Peter Holmes wrote: ↑Thu May 23, 2024 7:28 am
...that implies that a symbolic expression is
not a complete proposition.
This is not dead wrong, but at least extremely nit-picking. I did not say it's "incomplete," and the idea never crossed my mind. I said that it is not a "proposition"
in the linguistic sense of the term. It's not a sentence, or a declaration about empirical reality. It is in
those definitional senses that it is "not a proposition."
Sheesh.
Look, Pete...if we're going to have a reasonable conversation, a little charitable goodwill is in order, don't you think?
You mix up uses of the words logic and logical. For example, can you see the difference between 'a logical argument', 'a logical rule', 'a logic deals with language', and 'not all uses of language are logical'?
No. It's just the nounal and adjectival uses of exactly the same concept.
Mathematics is a language. And as with any language, its 'application' to reality is not inherent or given in advance. We can and do use it in countless ways, and no one way is 'correct' or 'accurate'. Meaning is use.
Well, meaning is use, but correctness is mathematical. Mathematics belongs to the realm of abstraction, and meaning to the empirical world; but these are not actually two different worlds, as Hegel realized. Rather, one is one kind of representation (the universal) and the other the other kind of representation (the particular) of one-and-the-same world. It would be a sort of naive Platonism to separate them in the way you appear to be trying to do.
To put it simply, maths and logic both have definite applications to the real world, and more precise applications than casual thought can ever achieve. That's what makes them worth having. They work. So there's no strict separation between the abstractions of logic or maths and the particulars of the cases to which they apply.

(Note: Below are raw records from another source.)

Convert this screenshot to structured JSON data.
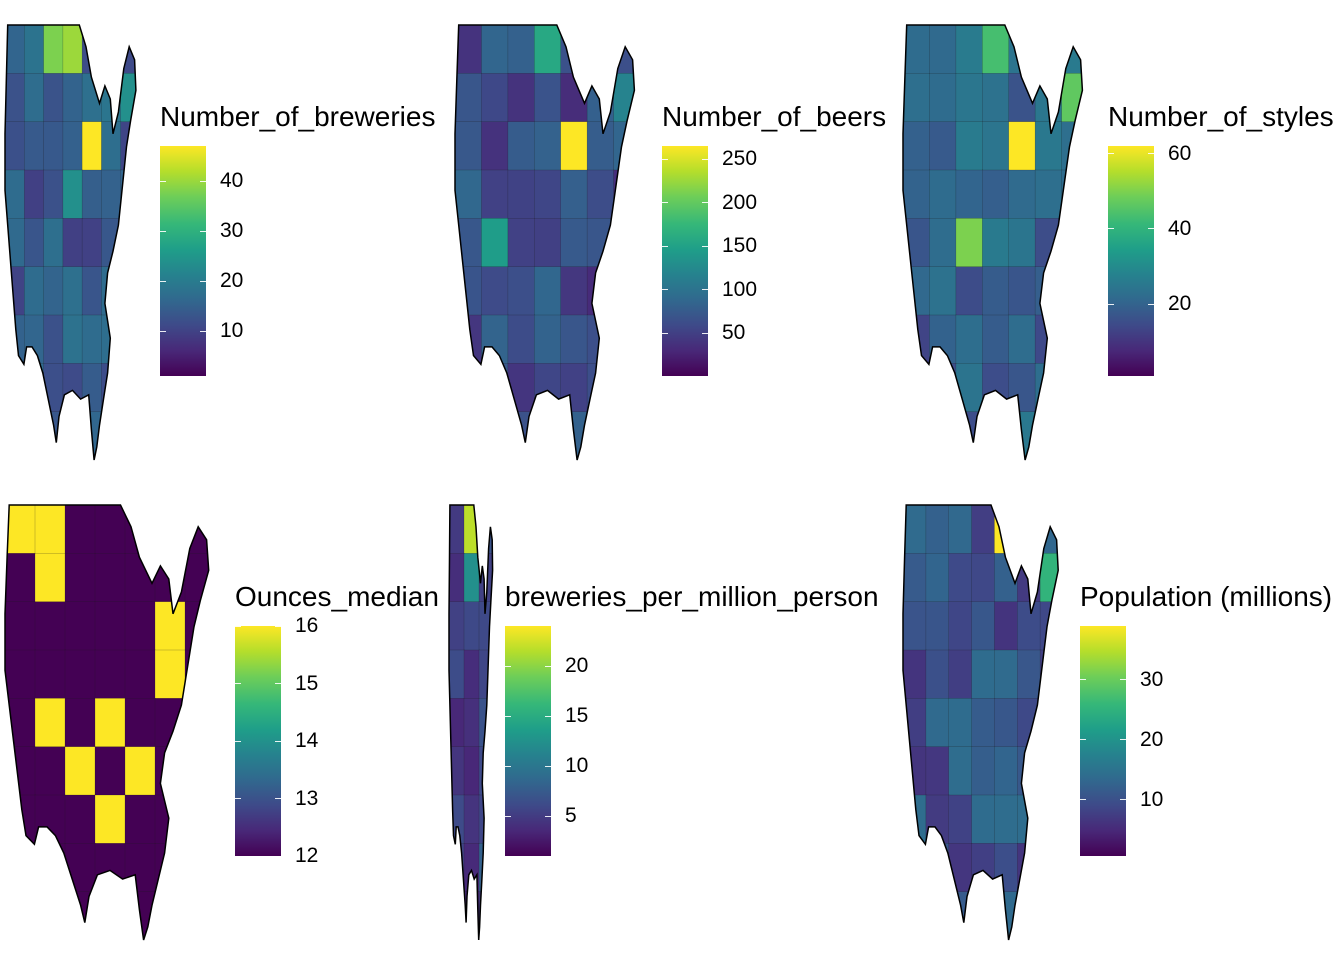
{
  "chart_data": [
    {
      "type": "choropleth",
      "title": "",
      "legend_title": "Number_of_breweries",
      "range": [
        1,
        47
      ],
      "ticks": [
        10,
        20,
        30,
        40
      ],
      "tick_labels": [
        "10",
        "20",
        "30",
        "40"
      ],
      "legend_position": "right"
    },
    {
      "type": "choropleth",
      "title": "",
      "legend_title": "Number_of_beers",
      "range": [
        1,
        265
      ],
      "ticks": [
        50,
        100,
        150,
        200,
        250
      ],
      "tick_labels": [
        "50",
        "100",
        "150",
        "200",
        "250"
      ],
      "legend_position": "right"
    },
    {
      "type": "choropleth",
      "title": "",
      "legend_title": "Number_of_styles",
      "range": [
        1,
        62
      ],
      "ticks": [
        20,
        40,
        60
      ],
      "tick_labels": [
        "20",
        "40",
        "60"
      ],
      "legend_position": "right"
    },
    {
      "type": "choropleth",
      "title": "",
      "legend_title": "Ounces_median",
      "range": [
        12,
        16
      ],
      "ticks": [
        12,
        13,
        14,
        15,
        16
      ],
      "tick_labels": [
        "12",
        "13",
        "14",
        "15",
        "16"
      ],
      "legend_position": "right"
    },
    {
      "type": "choropleth",
      "title": "",
      "legend_title": "breweries_per_million_person",
      "range": [
        1,
        24
      ],
      "ticks": [
        5,
        10,
        15,
        20
      ],
      "tick_labels": [
        "5",
        "10",
        "15",
        "20"
      ],
      "legend_position": "right"
    },
    {
      "type": "choropleth",
      "title": "",
      "legend_title": "Population (millions)",
      "range": [
        0.6,
        39
      ],
      "ticks": [
        10,
        20,
        30
      ],
      "tick_labels": [
        "10",
        "20",
        "30"
      ],
      "legend_position": "right"
    }
  ],
  "colorscale": "viridis",
  "colors": {
    "low": "#440154",
    "high": "#fde725",
    "border": "#000000"
  }
}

Thanks. But please read carefully. I didn't mention truth-value. And I explained its irrelevance for validity to you not long ago.
Yes, which makes it all the more startling that you seemed to have reversed yourself here. I would not have expected that error...calling an argument "invalid" when the formal structure is actually valid. If you didn't mean that, then fine.
My point is that deductive validity requires that a conclusion can't contain information not present in the premise or premises of an argument. So mathematical or logical premises - such as rule-assertions - can't entail non-mathematical or non-logical conclusions.
That sounds very much like the naive Platonism I was speaking of. The world of maths and the empirical world are not
two worlds, but
one described obversely. See Hegel.
As I understand it - and I'm not a mathematician - the argument about infinity goes on.
Some arguments about infinity do: this one doesn't. It's too easy to demonstrate. And since actual infinite regresses of prerequisites never start (which maths prove), and cause-and-effect clearly posit a regress of prerequisites, we can know for certain that cause and effect cannot be the product of an infinite regress.
It's inescapably clear. And it's empirically demonstrable, as well, if you simply try to do the calculation yourself. You cannot do it. You'll never start.
There's the unity of the universal and the particular again. The maths say it, and the empirical says it. Pretty conclusive, one must say.